I mean a kind of quiet that is not dead.
A quiet in which something can grow again.
I mean learning again how to feel with others without dissolving into them.
Learning again how to let closeness in without betraying yourself.
Learning again how to sit in silence without filling it at once with fear.
People like to talk about transformation as though it must be visible. I suspect most of it happens in secret. In those hours when no one is watching and you still do something differently than before. When you no longer write just to be seen. When you no longer answer just to secure the bond. When you do not explode, though once you would have. When you feel the impulse and do not feed it.
Something begins there that one might call dignity.
Not as a pose.
Not as a victory.
More like a quiet kind of backbone.
I do not know whether people understand how much work it takes to become alive again after years of numbness. Just alive. How exhausting it can be to inhabit your body again as a place, rather than a battlefield, a hiding place, or a tool. How much discipline it takes to grow soft without once again letting everything happen to you.

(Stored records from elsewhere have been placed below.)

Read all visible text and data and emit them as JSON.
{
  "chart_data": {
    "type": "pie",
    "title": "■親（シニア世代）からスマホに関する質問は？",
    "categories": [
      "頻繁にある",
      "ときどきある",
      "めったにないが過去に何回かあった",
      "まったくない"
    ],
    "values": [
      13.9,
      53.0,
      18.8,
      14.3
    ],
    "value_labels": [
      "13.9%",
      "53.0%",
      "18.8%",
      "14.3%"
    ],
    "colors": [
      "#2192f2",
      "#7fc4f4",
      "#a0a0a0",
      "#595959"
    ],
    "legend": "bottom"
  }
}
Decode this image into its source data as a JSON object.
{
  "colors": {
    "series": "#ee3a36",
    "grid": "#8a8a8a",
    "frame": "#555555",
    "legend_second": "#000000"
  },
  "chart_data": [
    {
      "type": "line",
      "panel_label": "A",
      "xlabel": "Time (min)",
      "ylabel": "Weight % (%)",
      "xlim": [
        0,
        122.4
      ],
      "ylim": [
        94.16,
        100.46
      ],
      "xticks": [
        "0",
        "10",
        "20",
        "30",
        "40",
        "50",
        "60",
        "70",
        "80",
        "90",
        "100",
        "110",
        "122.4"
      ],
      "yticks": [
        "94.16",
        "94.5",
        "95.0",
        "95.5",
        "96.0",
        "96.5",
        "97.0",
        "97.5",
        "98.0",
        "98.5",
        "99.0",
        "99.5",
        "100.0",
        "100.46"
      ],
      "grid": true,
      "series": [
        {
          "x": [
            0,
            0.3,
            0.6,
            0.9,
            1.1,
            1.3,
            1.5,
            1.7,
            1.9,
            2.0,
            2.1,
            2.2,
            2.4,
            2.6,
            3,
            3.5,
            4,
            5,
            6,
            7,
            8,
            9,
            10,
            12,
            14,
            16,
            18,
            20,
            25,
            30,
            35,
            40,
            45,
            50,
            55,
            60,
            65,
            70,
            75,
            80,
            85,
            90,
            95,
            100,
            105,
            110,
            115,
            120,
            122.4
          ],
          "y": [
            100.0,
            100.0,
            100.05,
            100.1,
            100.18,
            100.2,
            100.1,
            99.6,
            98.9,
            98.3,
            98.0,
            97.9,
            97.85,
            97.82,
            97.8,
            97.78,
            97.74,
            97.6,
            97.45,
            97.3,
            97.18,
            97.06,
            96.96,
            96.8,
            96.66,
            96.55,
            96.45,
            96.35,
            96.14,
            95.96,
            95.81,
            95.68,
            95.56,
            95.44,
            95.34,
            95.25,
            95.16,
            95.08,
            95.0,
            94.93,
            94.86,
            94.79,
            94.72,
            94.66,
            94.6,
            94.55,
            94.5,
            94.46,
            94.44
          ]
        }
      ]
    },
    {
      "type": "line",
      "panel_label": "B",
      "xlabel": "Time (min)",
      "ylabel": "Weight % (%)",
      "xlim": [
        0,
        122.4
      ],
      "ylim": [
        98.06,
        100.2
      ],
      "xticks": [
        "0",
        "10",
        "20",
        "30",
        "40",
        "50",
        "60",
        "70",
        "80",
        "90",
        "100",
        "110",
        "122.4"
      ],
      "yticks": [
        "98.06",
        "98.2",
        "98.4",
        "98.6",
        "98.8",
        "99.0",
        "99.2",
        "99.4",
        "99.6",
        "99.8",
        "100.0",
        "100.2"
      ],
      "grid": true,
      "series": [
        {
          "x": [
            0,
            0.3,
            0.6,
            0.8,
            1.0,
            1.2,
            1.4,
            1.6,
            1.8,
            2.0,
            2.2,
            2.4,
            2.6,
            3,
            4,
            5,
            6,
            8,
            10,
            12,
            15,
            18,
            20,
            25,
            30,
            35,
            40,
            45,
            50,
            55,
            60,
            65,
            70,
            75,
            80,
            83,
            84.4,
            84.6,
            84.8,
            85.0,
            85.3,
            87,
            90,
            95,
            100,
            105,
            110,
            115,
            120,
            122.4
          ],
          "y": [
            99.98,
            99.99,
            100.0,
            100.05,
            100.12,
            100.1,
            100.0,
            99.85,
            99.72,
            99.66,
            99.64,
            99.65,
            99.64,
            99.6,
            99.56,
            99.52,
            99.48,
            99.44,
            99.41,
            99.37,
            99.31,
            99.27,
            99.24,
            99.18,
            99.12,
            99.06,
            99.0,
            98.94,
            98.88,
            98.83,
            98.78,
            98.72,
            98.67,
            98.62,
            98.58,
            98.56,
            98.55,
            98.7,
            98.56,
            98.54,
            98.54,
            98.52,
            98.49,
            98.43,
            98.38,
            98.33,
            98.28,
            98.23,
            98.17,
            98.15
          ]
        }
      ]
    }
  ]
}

But perhaps not everyone has to understand it.
Perhaps it is enough that I know it when I lie in bed in the morning and the old thoughts begin to gather, and I tell them: not now. Perhaps it is enough that I can now tell the difference between a real task and an old panic. Perhaps it is enough that I can look at another person without immediately deciding whether I need to protect myself or prove myself.
Perhaps this is the form of peace that belongs to me.
Samu


Just being and remaining. 🖤
Thank you for sharing, Samu!!
Thank you for this. The words that you have placed to express that struggle and the silent yet deep change that happens in life and the amount of work that it takes to get through life is quite profound. I needed to read this.